Потом, я посмотрела вбок и увидела Юрку Батьковича. Как он болтает ногой во сне, словно собачка. Я так и подумала: как песик, и мне, — она поперхнулась, и все наигранное веселье улетучилось из ее голоса, — мне стало неприятно. Понимаешь, мне был неприятен собственный сын! Вот только… я не чувствовала, что это мой сын. Признаюсь честно, я вообще не уверена, что была женщиной…
— А кем же? Степанычем? — проворчал муж.
— Да что ты пристал с этим Степанычем? Ты слушай, это такой сон, который надо рассказать. Тогда не сбудется.
Андрей замолчал. По его лицу было ясно, что он пропускает монолог жены через некий фильтр, позволяющий ему оставаться сосредоточенным и следить за ночной дорогой.
Зато Андрей-тень слушал и впитывал каждое слово.
— И вот, я сидела там сзади и пыталась вспомнить, что вы — моя семья. А я… а я — это ты! — с каким-то детским удивлением вскрикнула она. — Ну да, я это ты! Или… не совсем ты. Сам черт ногу сломит. Ты, утративший способность любить нас, вот так! Но, не потому, что ты плохой человек, а потому, что… ты… это не ты, — она хихикнула, и Андрей озабоченно посмотрел на нее.
Так вот, я сижу и смотрю, и тут я понимаю, что все мы, все без исключения, вот-вот… — она понизила голос до шепота, — умрем.

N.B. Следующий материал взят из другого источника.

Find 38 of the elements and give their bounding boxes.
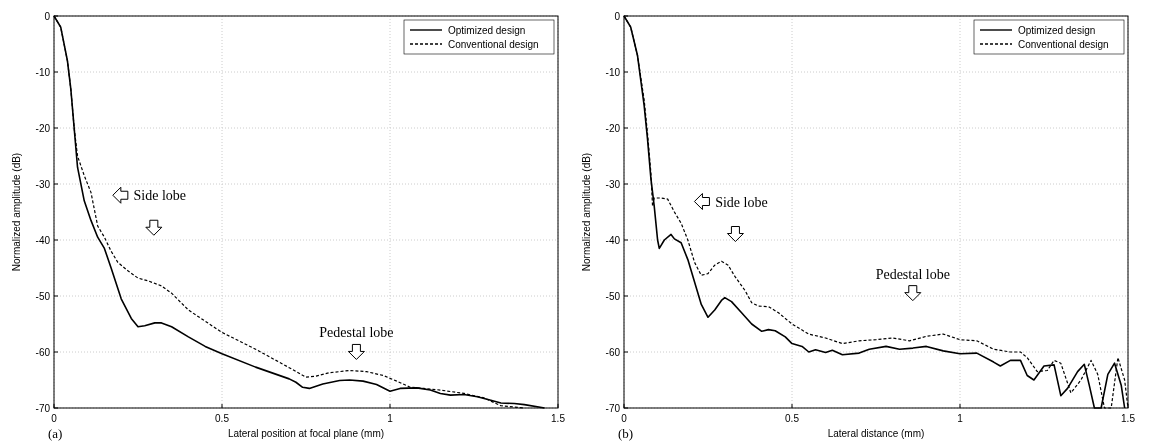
y-tick-label: -60 bbox=[605, 346, 621, 358]
x-tick-label: 0.5 bbox=[215, 413, 230, 424]
annotation: Side lobe bbox=[133, 188, 187, 204]
x-tick-label: 1 bbox=[957, 413, 964, 424]
y-tick-label: -60 bbox=[35, 346, 51, 358]
x-tick-label: 1 bbox=[387, 413, 394, 424]
y-tick-label: -30 bbox=[605, 178, 621, 190]
y-tick-label: -20 bbox=[605, 122, 621, 134]
y-tick-label: -50 bbox=[35, 290, 51, 302]
legend-label: Optimized design bbox=[1018, 24, 1096, 36]
text: (b) bbox=[618, 426, 634, 441]
y-tick-label: -10 bbox=[605, 66, 621, 78]
y-tick-label: -70 bbox=[605, 402, 621, 414]
y-tick-label: -50 bbox=[605, 290, 621, 302]
text: (a) bbox=[48, 426, 63, 441]
x-tick-label: 1.5 bbox=[1121, 413, 1136, 424]
y-tick-label: 0 bbox=[614, 10, 621, 22]
y-tick-label: -20 bbox=[35, 122, 51, 134]
y-axis-title: Normalized amplitude (dB) bbox=[11, 152, 22, 272]
y-tick-label: -40 bbox=[605, 234, 621, 246]
y-tick-label: -10 bbox=[35, 66, 51, 78]
x-tick-label: 0.5 bbox=[785, 413, 800, 424]
y-tick-label: -70 bbox=[35, 402, 51, 414]
legend-label: Conventional design bbox=[1018, 38, 1109, 50]
y-tick-label: -30 bbox=[35, 178, 51, 190]
legend-label: Conventional design bbox=[448, 38, 539, 50]
x-axis-title: Lateral distance (mm) bbox=[827, 428, 925, 439]
annotation: Pedestal lobe bbox=[319, 325, 394, 341]
annotation: Side lobe bbox=[715, 194, 768, 210]
annotation: Pedestal lobe bbox=[875, 266, 950, 282]
y-tick-label: 0 bbox=[44, 10, 51, 22]
x-axis-title: Lateral position at focal plane (mm) bbox=[227, 428, 385, 439]
y-tick-label: -40 bbox=[35, 234, 51, 246]
legend-label: Optimized design bbox=[448, 24, 526, 36]
x-tick-label: 0 bbox=[51, 413, 58, 424]
x-tick-label: 1.5 bbox=[551, 413, 566, 424]
y-axis-title: Normalized amplitude (dB) bbox=[581, 152, 592, 272]
x-tick-label: 0 bbox=[621, 413, 628, 424]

Не отвечая, Андрей включил поворотник и мягко припарковал машину у обочины. Нажал на кнопку аварийной сигнализации и, не глуша мотор, внимательно посмотрел на жену.
— И от чего же мы умрем? — серьезно спросил он.

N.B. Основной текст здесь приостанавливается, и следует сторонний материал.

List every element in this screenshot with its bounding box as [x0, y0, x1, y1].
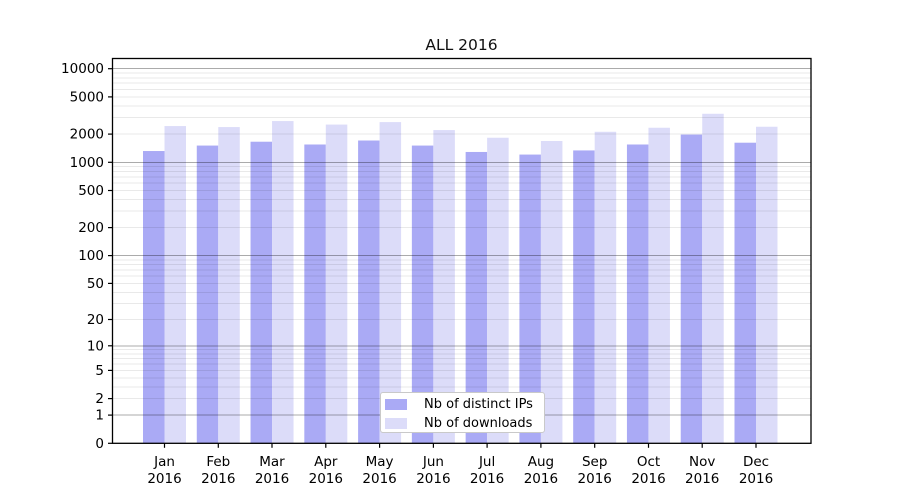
bar-ips-may — [358, 140, 380, 444]
x-tick-label-month-apr: Apr — [314, 454, 338, 470]
x-tick-label-year-mar: 2016 — [255, 471, 289, 487]
x-tick-label-month-sep: Sep — [582, 454, 607, 470]
x-tick-label-year-apr: 2016 — [309, 471, 343, 487]
bar-ips-jan — [143, 151, 165, 444]
y-tick-label-10: 10 — [87, 338, 104, 354]
y-tick-label-10000: 10000 — [61, 61, 104, 77]
x-tick-label-month-jun: Jun — [422, 454, 444, 470]
x-axis: Jan2016Feb2016Mar2016Apr2016May2016Jun20… — [147, 443, 773, 487]
x-tick-label-year-sep: 2016 — [578, 471, 612, 487]
bar-ips-jul — [465, 151, 488, 444]
x-tick-label-year-jan: 2016 — [147, 471, 181, 487]
x-tick-label-month-may: May — [366, 454, 394, 470]
x-tick-label-month-aug: Aug — [528, 454, 554, 470]
x-tick-label-year-may: 2016 — [362, 471, 396, 487]
x-tick-label-year-feb: 2016 — [201, 471, 235, 487]
y-tick-label-2000: 2000 — [70, 127, 104, 143]
bar-downloads-apr — [325, 124, 348, 444]
y-tick-label-100: 100 — [78, 248, 104, 264]
bar-ips-apr — [304, 144, 326, 444]
y-tick-label-5000: 5000 — [70, 89, 104, 105]
x-tick-label-year-jun: 2016 — [416, 471, 450, 487]
bar-ips-aug — [519, 154, 541, 444]
bar-ips-mar — [250, 141, 273, 444]
legend-label-downloads: Nb of downloads — [424, 416, 533, 431]
y-tick-label-0: 0 — [95, 436, 104, 452]
bar-ips-dec — [734, 142, 756, 444]
bar-downloads-jul — [487, 137, 509, 444]
x-tick-label-month-nov: Nov — [689, 454, 715, 470]
x-tick-label-year-aug: 2016 — [524, 471, 558, 487]
plot-border — [111, 57, 812, 444]
bar-ips-sep — [573, 150, 595, 444]
bar-ips-oct — [626, 144, 649, 444]
bar-ips-feb — [196, 145, 219, 444]
x-tick-label-year-dec: 2016 — [739, 471, 773, 487]
x-tick-label-month-jan: Jan — [153, 454, 175, 470]
y-tick-label-5: 5 — [95, 363, 104, 379]
y-tick-label-1000: 1000 — [70, 155, 104, 171]
gridlines — [112, 68, 811, 416]
legend: Nb of distinct IPs Nb of downloads — [380, 392, 545, 433]
x-tick-label-month-feb: Feb — [206, 454, 230, 470]
legend-item-downloads: Nb of downloads — [385, 414, 544, 433]
bar-downloads-nov — [702, 113, 724, 444]
x-tick-label-month-mar: Mar — [259, 454, 285, 470]
bar-downloads-dec — [756, 126, 778, 444]
x-tick-label-month-jul: Jul — [478, 454, 495, 470]
bar-downloads-sep — [594, 131, 617, 444]
y-tick-label-200: 200 — [78, 220, 104, 236]
y-tick-label-1: 1 — [95, 408, 104, 424]
y-tick-label-20: 20 — [87, 312, 104, 328]
bar-downloads-aug — [540, 140, 563, 444]
x-tick-label-month-oct: Oct — [637, 454, 660, 470]
x-tick-label-year-oct: 2016 — [631, 471, 665, 487]
y-tick-label-50: 50 — [87, 276, 104, 292]
bar-downloads-jun — [433, 130, 455, 444]
bar-ips-jun — [411, 145, 434, 444]
y-tick-label-500: 500 — [78, 183, 104, 199]
legend-label-distinct-ips: Nb of distinct IPs — [424, 397, 533, 412]
bar-downloads-jan — [164, 126, 186, 444]
bar-ips-nov — [680, 134, 703, 444]
bar-downloads-mar — [272, 121, 294, 444]
legend-swatch-distinct-ips — [385, 399, 407, 410]
y-tick-label-2: 2 — [95, 391, 104, 407]
x-tick-label-year-nov: 2016 — [685, 471, 719, 487]
bar-downloads-oct — [648, 127, 670, 444]
bar-downloads-feb — [218, 127, 240, 444]
legend-swatch-downloads — [385, 418, 407, 429]
bars — [143, 113, 778, 444]
x-tick-label-year-jul: 2016 — [470, 471, 504, 487]
x-tick-label-month-dec: Dec — [743, 454, 769, 470]
chart-title: ALL 2016 — [425, 36, 498, 54]
legend-item-distinct-ips: Nb of distinct IPs — [385, 395, 544, 414]
bar-downloads-may — [379, 122, 402, 444]
y-axis: 0 12 5 10 20 50 100 200 500 1000 2000 5000 10000 — [61, 61, 113, 452]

— Мы столкнемся с айсбергом, — без тени сомнения ответила Алена.
Глава 4
1
Андрея разбудили пружины матраса, немилосердно впившиеся в бок и омерзительно скрипящие при малейшем движении.

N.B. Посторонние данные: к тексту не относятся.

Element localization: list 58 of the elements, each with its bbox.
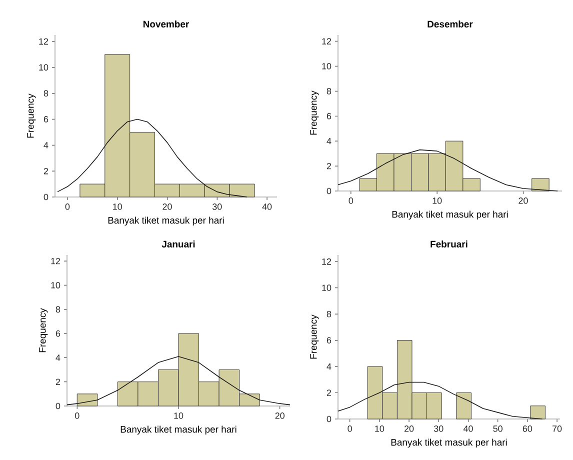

Не открывая глаз, он старался удержать обрывки ускользающего сна. Айсберг… Она сказала: «Айсберг…» Постойте-ка, ведь это…
… скатился с кровати под жалобный хор пружин и, попытавшись сесть, чуть не упал на пыльный деревянный пол.
Отчаянно ныла челюсть, сводило в паху, но в целом, учитывая все обстоятельства, он чувствовал себя весьма сносно. Головная боль, мучившая его весь вчерашний день, прошла без следа.